Yes, there are a number of them. Here are some examples off the top of my head:
- Moggi was studying the problem of equivalence of programs, and noted that the traditional approach to modeling a program as a total function Input -> Output is problematic. He pioneered the use of monads and Kleisli categories as a foundation for reasoning about equivalence of real programs, including all the real-world nastiness like non-termination, partiality (e.g. throwing an exception that kills the program), non-determinism, and so on. https://person.dibris.unige.it/moggi-eugenio/ftp/lics89.pdf
- Linear logic (and it's close relative affine logic) was the inspiration behind Rust's ownership model, from what I understand. Linear logic was originally described in terms of the sequent calculus by Girard (http://girard.perso.math.cnrs.fr/linear.pdf), but later work used certain categories as a model of linear logic (https://ncatlab.org/nlab/files/SeelyLinearLogic.pdf). This answered and clarified a number of questions stemming from Girard's original work.

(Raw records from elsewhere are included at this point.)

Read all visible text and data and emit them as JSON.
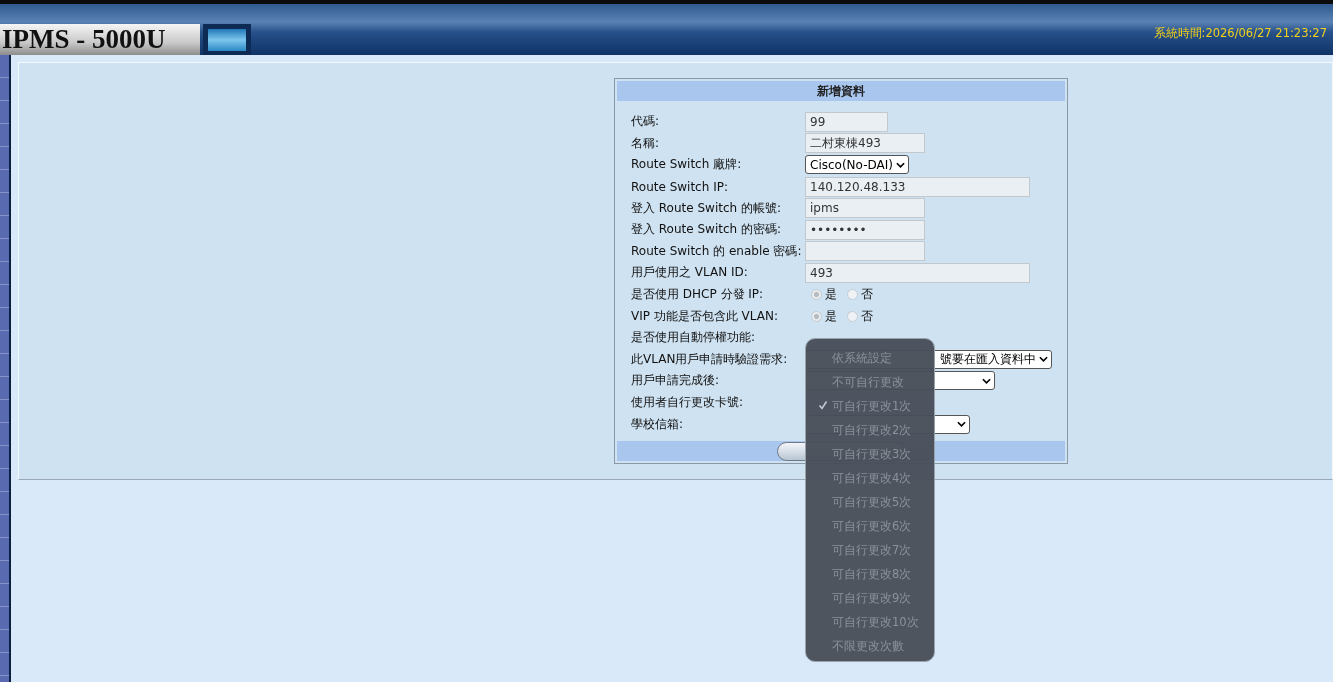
{
  "header": {
    "title": "IPMS - 5000U",
    "system_time": "系統時間:2026/06/27 21:23:27"
  },
  "form": {
    "title": "新增資料",
    "fields": [
      {
        "kind": "input",
        "label": "代碼:",
        "value": "99"
      },
      {
        "kind": "input",
        "label": "名稱:",
        "value": "二村東棟493"
      },
      {
        "kind": "select",
        "label": "Route Switch 廠牌:",
        "value": "Cisco(No-DAI)"
      },
      {
        "kind": "input",
        "label": "Route Switch IP:",
        "value": "140.120.48.133"
      },
      {
        "kind": "input",
        "label": "登入 Route Switch 的帳號:",
        "value": "ipms"
      },
      {
        "kind": "password",
        "label": "登入 Route Switch 的密碼:",
        "value": "••••••••"
      },
      {
        "kind": "password",
        "label": "Route Switch 的 enable 密碼:"
      },
      {
        "kind": "input",
        "label": "用戶使用之 VLAN ID:",
        "value": "493"
      },
      {
        "kind": "radio",
        "label": "是否使用 DHCP 分發 IP:",
        "options": [
          {
            "label": "是",
            "selected": true
          },
          {
            "label": "否",
            "selected": false
          }
        ]
      },
      {
        "kind": "radio",
        "label": "VIP 功能是否包含此 VLAN:",
        "options": [
          {
            "label": "是",
            "selected": true
          },
          {
            "label": "否",
            "selected": false
          }
        ]
      },
      {
        "kind": "radio",
        "label": "是否使用自動停權功能:"
      },
      {
        "kind": "select",
        "label": "此VLAN用戶申請時驗證需求:",
        "value": "號要在匯入資料中"
      },
      {
        "kind": "select",
        "label": "用戶申請完成後:"
      },
      {
        "kind": "dropdown",
        "label": "使用者自行更改卡號:",
        "options": [
          {
            "label": "依系統設定",
            "selected": false
          },
          {
            "label": "不可自行更改",
            "selected": false
          },
          {
            "label": "可自行更改1次",
            "selected": true
          },
          {
            "label": "可自行更改2次",
            "selected": false
          },
          {
            "label": "可自行更改3次",
            "selected": false
          },
          {
            "label": "可自行更改4次",
            "selected": false
          },
          {
            "label": "可自行更改5次",
            "selected": false
          },
          {
            "label": "可自行更改6次",
            "selected": false
          },
          {
            "label": "可自行更改7次",
            "selected": false
          },
          {
            "label": "可自行更改8次",
            "selected": false
          },
          {
            "label": "可自行更改9次",
            "selected": false
          },
          {
            "label": "可自行更改10次",
            "selected": false
          },
          {
            "label": "不限更改次數",
            "selected": false
          }
        ]
      },
      {
        "kind": "select",
        "label": "學校信箱:"
      }
    ]
  }
}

- Cartesian-closed categories (CCCs) form models of the simply-typed lambda calculus, in the sense that any lambda term can be interpreted as a value in a CCC. Conal Elliott pointed out that this means that a lambda term doesn't have just one natural meaning; it can be given a multitude of meanings by interpreting the same term in different CCCs. He shows how to use this idea to "interpret" a program into a circuit that implements the program. http://conal.net/papers/compiling-to-categories/
- There is a classical construction about minimizing a DFA due to Brzozowski which is a bit magical. Given a DFA, do the following process twice: (a) get an NFA for the reverse language by reversing all edges in the DFA and swapping start / accept nodes, then (b) drop any nodes which are not reachable from a start node in the NFA. The result will be the minimal DFA that accepts the same language as your original DFA! Bonchi, Bonsangue, Rutten, and Silva analyzed Brzozowski's algorithm from a categorical perspective, which allowed them to give a very clear explanation of why it works along with a novel generalization of Brzozowski's algorithm to other kinds of automata. https://alexandrasilva.org/files/RechabilityObservability.pd...

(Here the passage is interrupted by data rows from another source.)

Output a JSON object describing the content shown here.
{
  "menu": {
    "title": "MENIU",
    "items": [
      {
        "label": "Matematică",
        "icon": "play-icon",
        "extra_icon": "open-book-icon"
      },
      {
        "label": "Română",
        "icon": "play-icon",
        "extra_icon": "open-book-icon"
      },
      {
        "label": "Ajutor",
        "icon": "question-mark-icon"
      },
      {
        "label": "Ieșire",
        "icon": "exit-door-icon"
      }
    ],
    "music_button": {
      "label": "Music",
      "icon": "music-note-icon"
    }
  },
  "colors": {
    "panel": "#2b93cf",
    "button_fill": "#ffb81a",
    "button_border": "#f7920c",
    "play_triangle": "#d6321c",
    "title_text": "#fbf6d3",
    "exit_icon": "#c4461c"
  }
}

- I would also put the development of lenses in this list, but they haven't leaked very far outside of the Haskell universe yet so I don't think they are a compelling example. Check back in 5 years perhaps. Here's a blog post describing how lenses relate to jq and xpath: https://chrispenner.ca/posts/traversal-systems
- I've personally had success in finding useful generalizations of existing algorithms by finding a monoid in the algorithm and replacing it with a category, using the fact that categories are like "many-kinded monoids" in some sense. I haven't written any of these cases up yet, so check back in 2 years or so. In any case, they've been useful enough to drive some unique user-facing features.
This comment pairs very well with the recent thread on Heaviside’s operator calculus. He got ahead of theory, did groundbreaking work, and was ultimately superseded by more principled approaches. I think this illustrates a kind of intellectual leapfrog. Sometimes we do things that are right, but it’s not clear why they work, and other times we have theoretical structures that open up new realms of practice.
I just realized I botched the description of Brzozowski's algorithm, step (b) should be "determinize the NFA using the powerset construction". Mea culpa.